Politics

The Senator’s Dilemma

What game theory can teach us about the fate of health care reform.

Sen. Ben Nelson

The Senate likes to think of itself as the world’s greatest deliberative body. But there’s a less charitable way to think about it: It’s the world’s greatest collective-action problem.

Passing health care reform has been the Democrats’ worst nightmare, but it’s a game theorist’s dream. The dilemma is simple. The worst-case scenario for Democrats as a whole is to pass no health care bill at all. (Both chambers have already voted in favor of health care reform, so Democrats have spent political capital without anything to show for it.) And yet some individual Democrats oppose moving forward with the bill. And Republicans, of course, have many reasons to oppose it on both individual and collective grounds: They may disagree with its proposals, and, politically, they have no incentive to join the opposition.

It turns out the dilemma facing Democrats reflects a classic model in game theory, explained Kevin Morrison, a professor who teaches game theory at Cornell University. Or, rather, two classic models, depending how you look at it. The first is the “prisoner’s dilemma,” the other is a model called “the battle of the sexes.” The prisoner’s dilemma imagines two prisoners locked in separate cells. If both deny committing a crime, they both go free. If one cooperates and the other denies, the one who cooperates goes free and the other gets locked away. If they both confess, they’re both screwed. In other words, it’s in their collective interest to deny but in their individual interests to cooperate.

The political equivalent is that when all other Democrats are voting for health care reform, it’s in an individual Democrat’s interest to oppose it. And not just for ideological reasons. By holding out, he or she can extract concessions in exchange for his or her support. If the whole thing collapses, that’s bad for the Democrat in the end. But short-term calculus suggests he or she should oppose it.

There are two ways to solve this kind of problem, Morrison explained: Change the payoff system or promise to return the favor later. Changing the payoffs basically means adding incentives to cooperate. Hence the “cornhusker kickback” Sen. Ben Nelson was able to extract for Nebraska and the “Louisiana purchase” Sen. Mary Landrieu got for her state. Future promises work in repetitive systems, where similar dilemmas come up again. The Senate is a perfect example. If Nelson supports health care reform, for example, Majority Leader Harry Reid will be sure to prioritize Nelson’s pet legislation next time around.

Adding Republicans to the mix complicates things a bit. Republicans don’t benefit politically if the bill passes (in the sense that their party won’t get credit for it). But the model remains essentially the same. Republicans just require even greater payoffs to make it worth their while. According to this model, Democrats would simply have to make Olympia Snowe or Susan Collins or Scott Brown an offer they can’t refuse. These deal-sweeteners—some might call them bribes—could backfire as they did with Nelson. But they could still work.

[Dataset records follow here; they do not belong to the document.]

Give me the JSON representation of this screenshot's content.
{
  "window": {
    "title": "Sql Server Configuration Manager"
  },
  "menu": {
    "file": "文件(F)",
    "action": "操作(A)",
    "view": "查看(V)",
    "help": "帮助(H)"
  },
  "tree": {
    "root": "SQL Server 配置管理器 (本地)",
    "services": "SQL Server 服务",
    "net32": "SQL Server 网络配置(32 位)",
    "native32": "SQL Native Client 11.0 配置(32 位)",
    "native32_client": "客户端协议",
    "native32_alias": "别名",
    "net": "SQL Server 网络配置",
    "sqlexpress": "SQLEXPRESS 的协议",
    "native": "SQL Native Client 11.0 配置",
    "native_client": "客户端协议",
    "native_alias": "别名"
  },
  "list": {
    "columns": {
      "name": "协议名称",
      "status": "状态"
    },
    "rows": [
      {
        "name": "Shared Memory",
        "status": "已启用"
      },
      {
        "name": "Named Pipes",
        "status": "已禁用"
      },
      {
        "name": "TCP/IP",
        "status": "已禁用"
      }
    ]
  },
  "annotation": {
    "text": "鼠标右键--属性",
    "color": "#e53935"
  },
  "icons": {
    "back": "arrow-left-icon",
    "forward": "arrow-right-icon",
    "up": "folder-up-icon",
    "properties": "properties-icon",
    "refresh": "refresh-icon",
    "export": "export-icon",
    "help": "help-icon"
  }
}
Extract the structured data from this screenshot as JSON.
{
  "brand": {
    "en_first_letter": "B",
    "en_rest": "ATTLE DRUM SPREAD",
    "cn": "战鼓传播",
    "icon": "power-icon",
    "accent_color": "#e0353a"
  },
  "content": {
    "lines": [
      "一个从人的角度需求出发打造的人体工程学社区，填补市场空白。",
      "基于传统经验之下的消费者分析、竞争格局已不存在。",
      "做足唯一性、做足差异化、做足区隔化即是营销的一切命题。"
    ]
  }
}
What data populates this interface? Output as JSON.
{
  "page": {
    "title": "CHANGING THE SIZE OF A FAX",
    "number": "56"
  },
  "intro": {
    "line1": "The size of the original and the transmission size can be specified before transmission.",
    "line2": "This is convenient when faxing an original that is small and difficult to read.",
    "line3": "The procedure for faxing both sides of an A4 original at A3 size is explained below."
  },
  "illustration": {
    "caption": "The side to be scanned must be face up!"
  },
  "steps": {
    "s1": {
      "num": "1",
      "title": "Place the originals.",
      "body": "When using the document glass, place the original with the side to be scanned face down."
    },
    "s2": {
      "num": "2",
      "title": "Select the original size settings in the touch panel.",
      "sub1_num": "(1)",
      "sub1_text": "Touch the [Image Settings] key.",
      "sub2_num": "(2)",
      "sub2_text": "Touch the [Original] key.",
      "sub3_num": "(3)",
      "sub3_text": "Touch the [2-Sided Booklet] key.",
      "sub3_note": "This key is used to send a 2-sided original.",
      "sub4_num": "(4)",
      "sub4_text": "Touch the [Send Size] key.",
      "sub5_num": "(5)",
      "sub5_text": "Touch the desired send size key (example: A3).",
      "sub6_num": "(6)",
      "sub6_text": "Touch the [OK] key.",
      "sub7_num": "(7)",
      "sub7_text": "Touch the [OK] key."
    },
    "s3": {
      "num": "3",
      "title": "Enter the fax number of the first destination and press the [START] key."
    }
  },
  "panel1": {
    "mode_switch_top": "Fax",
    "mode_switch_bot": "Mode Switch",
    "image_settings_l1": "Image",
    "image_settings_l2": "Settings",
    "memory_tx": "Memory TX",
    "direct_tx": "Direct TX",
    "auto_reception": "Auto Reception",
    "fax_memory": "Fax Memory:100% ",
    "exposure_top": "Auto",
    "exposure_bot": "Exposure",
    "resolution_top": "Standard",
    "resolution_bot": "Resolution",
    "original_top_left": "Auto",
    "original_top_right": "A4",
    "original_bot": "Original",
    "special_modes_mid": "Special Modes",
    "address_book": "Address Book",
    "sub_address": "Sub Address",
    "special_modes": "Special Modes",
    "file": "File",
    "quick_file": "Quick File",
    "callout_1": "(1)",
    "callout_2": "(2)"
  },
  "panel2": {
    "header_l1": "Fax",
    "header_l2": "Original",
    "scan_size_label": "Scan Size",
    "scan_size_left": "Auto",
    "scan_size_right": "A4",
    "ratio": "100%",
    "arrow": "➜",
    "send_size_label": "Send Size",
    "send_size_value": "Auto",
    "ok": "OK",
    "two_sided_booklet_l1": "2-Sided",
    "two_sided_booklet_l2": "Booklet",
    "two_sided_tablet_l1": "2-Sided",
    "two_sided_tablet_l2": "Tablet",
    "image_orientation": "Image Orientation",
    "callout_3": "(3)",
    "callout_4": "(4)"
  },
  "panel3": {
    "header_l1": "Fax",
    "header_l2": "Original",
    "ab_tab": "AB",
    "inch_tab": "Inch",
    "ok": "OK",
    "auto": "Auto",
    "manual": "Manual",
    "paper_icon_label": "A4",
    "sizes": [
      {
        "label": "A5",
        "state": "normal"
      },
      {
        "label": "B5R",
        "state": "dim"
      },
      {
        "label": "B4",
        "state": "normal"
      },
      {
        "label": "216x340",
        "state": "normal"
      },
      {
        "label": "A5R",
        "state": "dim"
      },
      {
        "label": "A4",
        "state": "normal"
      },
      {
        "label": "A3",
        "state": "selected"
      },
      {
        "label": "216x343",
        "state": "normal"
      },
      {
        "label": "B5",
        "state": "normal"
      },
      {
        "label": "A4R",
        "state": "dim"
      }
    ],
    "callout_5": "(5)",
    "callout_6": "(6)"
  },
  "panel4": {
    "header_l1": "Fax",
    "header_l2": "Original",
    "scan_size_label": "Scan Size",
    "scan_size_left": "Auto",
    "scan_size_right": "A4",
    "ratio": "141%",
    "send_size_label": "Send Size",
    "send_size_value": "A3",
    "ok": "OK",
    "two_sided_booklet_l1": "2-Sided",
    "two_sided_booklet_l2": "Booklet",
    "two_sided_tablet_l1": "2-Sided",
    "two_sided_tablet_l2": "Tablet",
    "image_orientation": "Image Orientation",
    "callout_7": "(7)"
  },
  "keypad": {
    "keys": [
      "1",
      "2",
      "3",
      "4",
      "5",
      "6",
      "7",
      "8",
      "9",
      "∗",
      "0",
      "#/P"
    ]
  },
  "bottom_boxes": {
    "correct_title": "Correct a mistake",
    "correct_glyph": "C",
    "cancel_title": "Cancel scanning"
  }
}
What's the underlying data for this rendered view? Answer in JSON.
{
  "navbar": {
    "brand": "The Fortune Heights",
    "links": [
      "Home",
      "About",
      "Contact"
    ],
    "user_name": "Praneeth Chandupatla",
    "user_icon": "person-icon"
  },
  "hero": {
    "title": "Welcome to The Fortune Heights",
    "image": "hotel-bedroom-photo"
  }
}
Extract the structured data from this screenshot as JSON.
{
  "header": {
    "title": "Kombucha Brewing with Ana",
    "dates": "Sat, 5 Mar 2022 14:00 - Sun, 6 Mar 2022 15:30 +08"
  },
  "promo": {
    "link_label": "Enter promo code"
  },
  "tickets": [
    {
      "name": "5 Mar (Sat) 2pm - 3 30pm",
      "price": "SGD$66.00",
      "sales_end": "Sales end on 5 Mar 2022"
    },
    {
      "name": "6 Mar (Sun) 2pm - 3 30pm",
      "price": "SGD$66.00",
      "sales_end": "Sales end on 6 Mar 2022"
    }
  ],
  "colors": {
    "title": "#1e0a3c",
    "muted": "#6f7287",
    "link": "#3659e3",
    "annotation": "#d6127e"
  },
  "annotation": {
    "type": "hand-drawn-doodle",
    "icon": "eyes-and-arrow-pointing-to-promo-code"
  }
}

The “battle of the sexes” model is slightly different. The premise is that a couple wants to spend a night out. But they want to do different things. The man wants to go to a football game. The woman wants to go to the opera (or the reverse, if you prefer). But more than anything, they want to spend the evening together. It’s therefore in their interest to cooperate, even though whatever they decide will be one person’s second choice. It’s also to each person’s advantage to go first—to signal that they’re determined to go to the football game, say, so the other person is forced to come along.

Democrats mirror this model in that they all want health care reform—they just want different versions of it. They also can’t agree on how to pass it. Does the House want to pass the Senate version? Do they want to use the reconciliation process to push through the budgetary aspects of the bill? Or do they want to start from scratch and work with Republicans? In this scenario, President Obama would theoretically signal that he wants to go one way, and Democrats, who want something, anything, passed, would be forced to follow. But he hasn’t done that.

Again, the model is oversimplified. The fact that the Republicans have veto power means that Democrats have to do more than just agree among themselves. And the assumption that all Democrats agree that any bill is better than no bill may be off, too. (Clearly, some would be happier with nothing at all.) But the central problem—the interests of individual Democrats trumping the collective interests—remains.

This fact isn’t true of the health care debate alone. Congress is designed to create collective action problems. It’s a structurally “indecisive” body, says Alvin Roth, an economics professor at Harvard University who teaches game theory. And not just because of the filibuster. By requiring a majority (at least) in two separate chambers to pass legislation, the founders created a situation in which most members of Congress can favor a bill but it still gets blocked. “They set us up for not passing laws,” Roth says.

That doesn’t mean the Founders didn’t want health care reform to pass. It just means they intended it to be a pain in the ass.